Numa época em que os défices da atenção estão na ordem do dia e que se listam sintomas e quadros nosográficos, parece-nos pertinente refletir sobre alguns factores sociais que poderão entrar em jogo nesta área. Estamos aqui de acordo com Stiegler quando defende que a atenção é também um constructo social que deve ser objecto de intervenção. Trata-se de regulamentar a paisagem audiovisual – um conceito do filósofo francês – de modo a permitir, entre outros aspetos, um crescimento saudável.
Não discutiremos aqui essa ampla ambição. Listaremos apenas algumas práticas tecnológicas que poderão ter consequências negativas em termos de desenvolvimento das capacidades de concentração dos mais novos. Comecemos pelo zapping, a mudança de canal repetitiva, gesto automático que prende os olhos à coisa nenhuma do caos das imagens. Passemos depois às práticas que se fazem do jantar e ver televisão, ver televisão na cama, entre outras situações.
Eis depois as consolas portáteis, objetos altamente aditivos que sugam a motivação dos mais novos – deixando-os quase inertes em relação a outras tarefas do seu quotidiano. E mais: os pequenos jogam quando veem os seus desenhos animados preferidos?
Se nos pusermos na perspetiva das crianças, os efeitos são fáceis de aduzir. Veem os pais a mudar constantemente de canal; não estão habituados a estar em casa de televisão desligada; clicam em links infinitos na internet, ou ainda jogam na consola ao mesmo tempo que dão espreitadelas ao programa que passa num qualquer canal.
Habituam-se a dividir a atenção por um sem número de estímulos. Assim, além de não treinarem essa capacidade de focar a atenção, perdem ainda a intencionalidade dos seus gestos.
É precisamente isso que lhes é pedido na escola: que se concentrem num problema e o tentem resolver. Duas coisas que não estão habituados a fazer em casa: concentrar-se numa situação e estabelecer estratégias de resolução – a tal intencionalidade.

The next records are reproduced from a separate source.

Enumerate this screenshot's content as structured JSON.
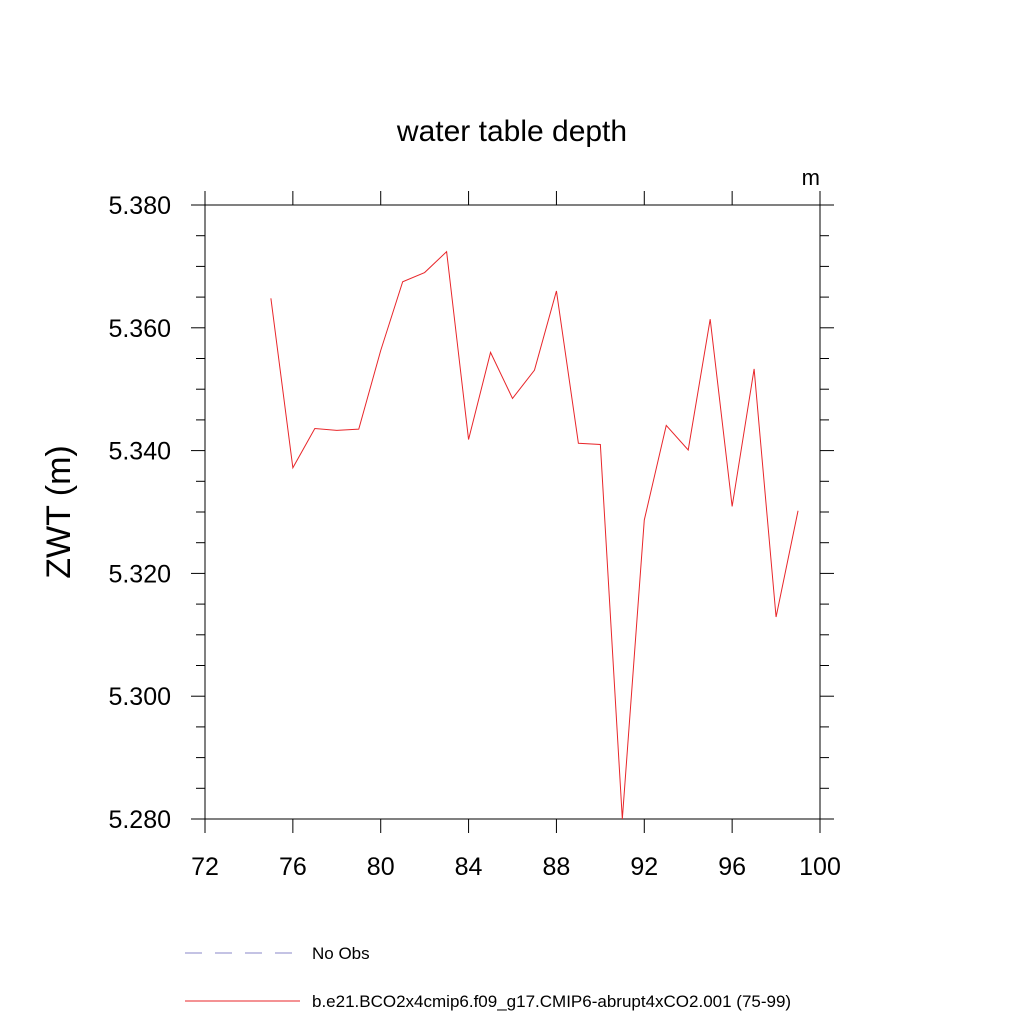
{
  "chart_data": {
    "type": "line",
    "title": "water table depth",
    "units_label": "m",
    "ylabel": "ZWT  (m)",
    "xlabel": "",
    "xlim": [
      72,
      100
    ],
    "ylim": [
      5.28,
      5.38
    ],
    "xticks": [
      72,
      76,
      80,
      84,
      88,
      92,
      96,
      100
    ],
    "xtick_labels": [
      "72",
      "76",
      "80",
      "84",
      "88",
      "92",
      "96",
      "100"
    ],
    "yticks": [
      5.28,
      5.3,
      5.32,
      5.34,
      5.36,
      5.38
    ],
    "ytick_labels": [
      "5.280",
      "5.300",
      "5.320",
      "5.340",
      "5.360",
      "5.380"
    ],
    "grid": false,
    "legend_position": "bottom",
    "legend": [
      {
        "label": "No Obs",
        "color": "#8a87c9",
        "dash": "dashed"
      },
      {
        "label": "b.e21.BCO2x4cmip6.f09_g17.CMIP6-abrupt4xCO2.001 (75-99)",
        "color": "#e8262a",
        "dash": "solid"
      }
    ],
    "series": [
      {
        "color": "#e8262a",
        "x": [
          75,
          76,
          77,
          78,
          79,
          80,
          81,
          82,
          83,
          84,
          85,
          86,
          87,
          88,
          89,
          90,
          91,
          92,
          93,
          94,
          95,
          96,
          97,
          98,
          99
        ],
        "values": [
          5.3648,
          5.3372,
          5.3436,
          5.3433,
          5.3435,
          5.3563,
          5.3675,
          5.369,
          5.3724,
          5.3418,
          5.356,
          5.3485,
          5.3531,
          5.366,
          5.3412,
          5.341,
          5.28,
          5.3287,
          5.3441,
          5.3401,
          5.3614,
          5.3309,
          5.3533,
          5.3129,
          5.3302
        ]
      }
    ]
  }
}
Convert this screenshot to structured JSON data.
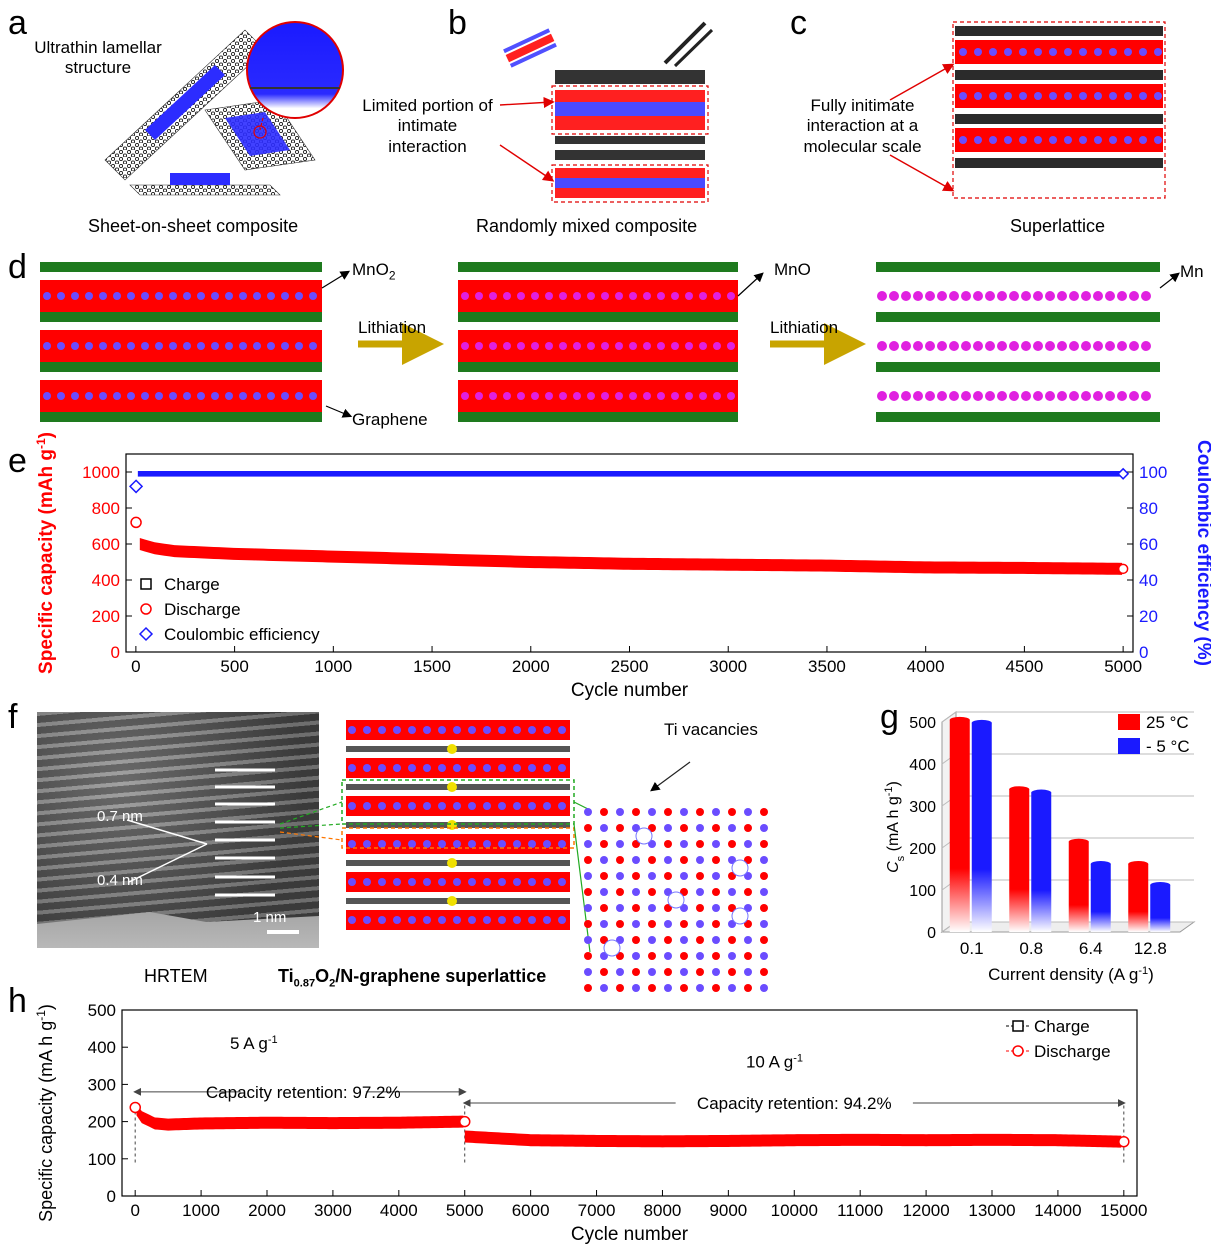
{
  "panels": {
    "a": {
      "letter": "a",
      "label": "Ultrathin lamellar structure",
      "caption": "Sheet-on-sheet composite"
    },
    "b": {
      "letter": "b",
      "label": "Limited portion of intimate interaction",
      "caption": "Randomly mixed composite"
    },
    "c": {
      "letter": "c",
      "label": "Fully initimate interaction at a molecular scale",
      "caption": "Superlattice"
    },
    "d": {
      "letter": "d",
      "mno2": "MnO",
      "mno2_sub": "2",
      "mno": "MnO",
      "mn": "Mn",
      "graphene": "Graphene",
      "arrow1": "Lithiation",
      "arrow2": "Lithiation"
    },
    "e": {
      "letter": "e"
    },
    "f": {
      "letter": "f",
      "d1": "0.7 nm",
      "d2": "0.4 nm",
      "scale": "1 nm",
      "vacancies": "Ti vacancies",
      "caption_left": "HRTEM",
      "caption_right_pre": "Ti",
      "caption_right_sub": "0.87",
      "caption_right_mid": "O",
      "caption_right_sub2": "2",
      "caption_right_post": "/N-graphene superlattice"
    },
    "g": {
      "letter": "g"
    },
    "h": {
      "letter": "h"
    }
  },
  "colors": {
    "red": "#ff0000",
    "blue": "#1a1aff",
    "green": "#1e7a1e",
    "magenta": "#e020e0",
    "purple": "#6a4cff",
    "olive": "#c8a400",
    "graphite": "#333333"
  },
  "chart_data": [
    {
      "id": "e",
      "type": "scatter",
      "xlabel": "Cycle number",
      "ylabel_left": "Specific capacity (mAh g",
      "ylabel_left_sup": "-1",
      "ylabel_left_post": ")",
      "ylabel_right": "Coulombic efficiency (%)",
      "xlim": [
        -50,
        5050
      ],
      "ylim_left": [
        0,
        1100
      ],
      "ylim_right": [
        0,
        110
      ],
      "xticks": [
        0,
        500,
        1000,
        1500,
        2000,
        2500,
        3000,
        3500,
        4000,
        4500,
        5000
      ],
      "yticks_left": [
        0,
        200,
        400,
        600,
        800,
        1000
      ],
      "yticks_right": [
        0,
        20,
        40,
        60,
        80,
        100
      ],
      "legend_position": "bottom-left",
      "legend": [
        {
          "label": "Charge",
          "marker": "square",
          "color": "#000000"
        },
        {
          "label": "Discharge",
          "marker": "circle",
          "color": "#ff0000"
        },
        {
          "label": "Coulombic efficiency",
          "marker": "diamond",
          "color": "#1a1aff"
        }
      ],
      "series": [
        {
          "name": "Charge",
          "axis": "left",
          "x": [
            1,
            5000
          ],
          "y": [
            595,
            462
          ]
        },
        {
          "name": "Discharge",
          "axis": "left",
          "x": [
            1,
            20,
            50,
            100,
            200,
            500,
            1000,
            1500,
            2000,
            2500,
            3000,
            3500,
            4000,
            4500,
            5000
          ],
          "y": [
            720,
            600,
            590,
            575,
            560,
            545,
            530,
            515,
            500,
            490,
            485,
            480,
            470,
            467,
            462
          ]
        },
        {
          "name": "Coulombic efficiency",
          "axis": "right",
          "x": [
            1,
            10,
            500,
            1000,
            2000,
            3000,
            4000,
            5000
          ],
          "y": [
            92,
            98,
            99,
            99,
            99,
            99,
            99,
            99
          ]
        }
      ]
    },
    {
      "id": "g",
      "type": "bar",
      "xlabel": "Current density (A g",
      "xlabel_sup": "-1",
      "xlabel_post": ")",
      "ylabel_pre": "C",
      "ylabel_sub": "s",
      "ylabel_mid": " (mA h g",
      "ylabel_sup": "-1",
      "ylabel_post": ")",
      "categories": [
        "0.1",
        "0.8",
        "6.4",
        "12.8"
      ],
      "ylim": [
        0,
        500
      ],
      "yticks": [
        0,
        100,
        200,
        300,
        400,
        500
      ],
      "legend_position": "top-right",
      "series": [
        {
          "name": "25 °C",
          "color": "#ff0000",
          "values": [
            505,
            340,
            215,
            162
          ]
        },
        {
          "name": "- 5 °C",
          "color": "#1a1aff",
          "values": [
            498,
            332,
            162,
            112
          ]
        }
      ]
    },
    {
      "id": "h",
      "type": "scatter",
      "xlabel": "Cycle number",
      "ylabel": "Specific capacity (mA h g",
      "ylabel_sup": "-1",
      "ylabel_post": ")",
      "xlim": [
        -200,
        15200
      ],
      "ylim": [
        0,
        500
      ],
      "xticks": [
        0,
        1000,
        2000,
        3000,
        4000,
        5000,
        6000,
        7000,
        8000,
        9000,
        10000,
        11000,
        12000,
        13000,
        14000,
        15000
      ],
      "yticks": [
        0,
        100,
        200,
        300,
        400,
        500
      ],
      "legend_position": "top-right",
      "legend": [
        {
          "label": "Charge",
          "marker": "square",
          "color": "#000000"
        },
        {
          "label": "Discharge",
          "marker": "circle",
          "color": "#ff0000"
        }
      ],
      "annotations": [
        {
          "text": "5 A g",
          "sup": "-1"
        },
        {
          "text": "10 A g",
          "sup": "-1"
        },
        {
          "text": "Capacity retention: 97.2%"
        },
        {
          "text": "Capacity retention: 94.2%"
        }
      ],
      "series": [
        {
          "name": "Discharge",
          "x": [
            1,
            100,
            300,
            500,
            1000,
            2000,
            3000,
            4000,
            4999,
            5001,
            6000,
            7000,
            8000,
            9000,
            10000,
            11000,
            12000,
            13000,
            14000,
            15000
          ],
          "y": [
            238,
            212,
            195,
            192,
            195,
            197,
            196,
            197,
            200,
            160,
            150,
            148,
            147,
            148,
            150,
            151,
            150,
            151,
            150,
            146
          ]
        },
        {
          "name": "Charge",
          "x": [
            1,
            4999,
            5001,
            15000
          ],
          "y": [
            210,
            198,
            158,
            146
          ]
        }
      ]
    }
  ]
}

Afigura-se-nos, deste modo, como uma área educativa prioritária, pensar a relação que devemos desenvolver com os meios tecnológicos. Da mesma forma que incentivamos hábitos de higiene ou alimentação saudáveis, deveríamos também elencar regras e difundi-las de modo a que a tenção possa desenvolver-se harmoniosamente entre os mais novos.
Imaginamos desde já algumas ideias no sentido de uma lista de boa prática: um ecrã ligado de cada vez; planear o tempo que se passa com o ecrã (seja ele televisão ou de outro tipo); não ao zapping; direito a desligar a televisão; navegar na net para se chegar onde?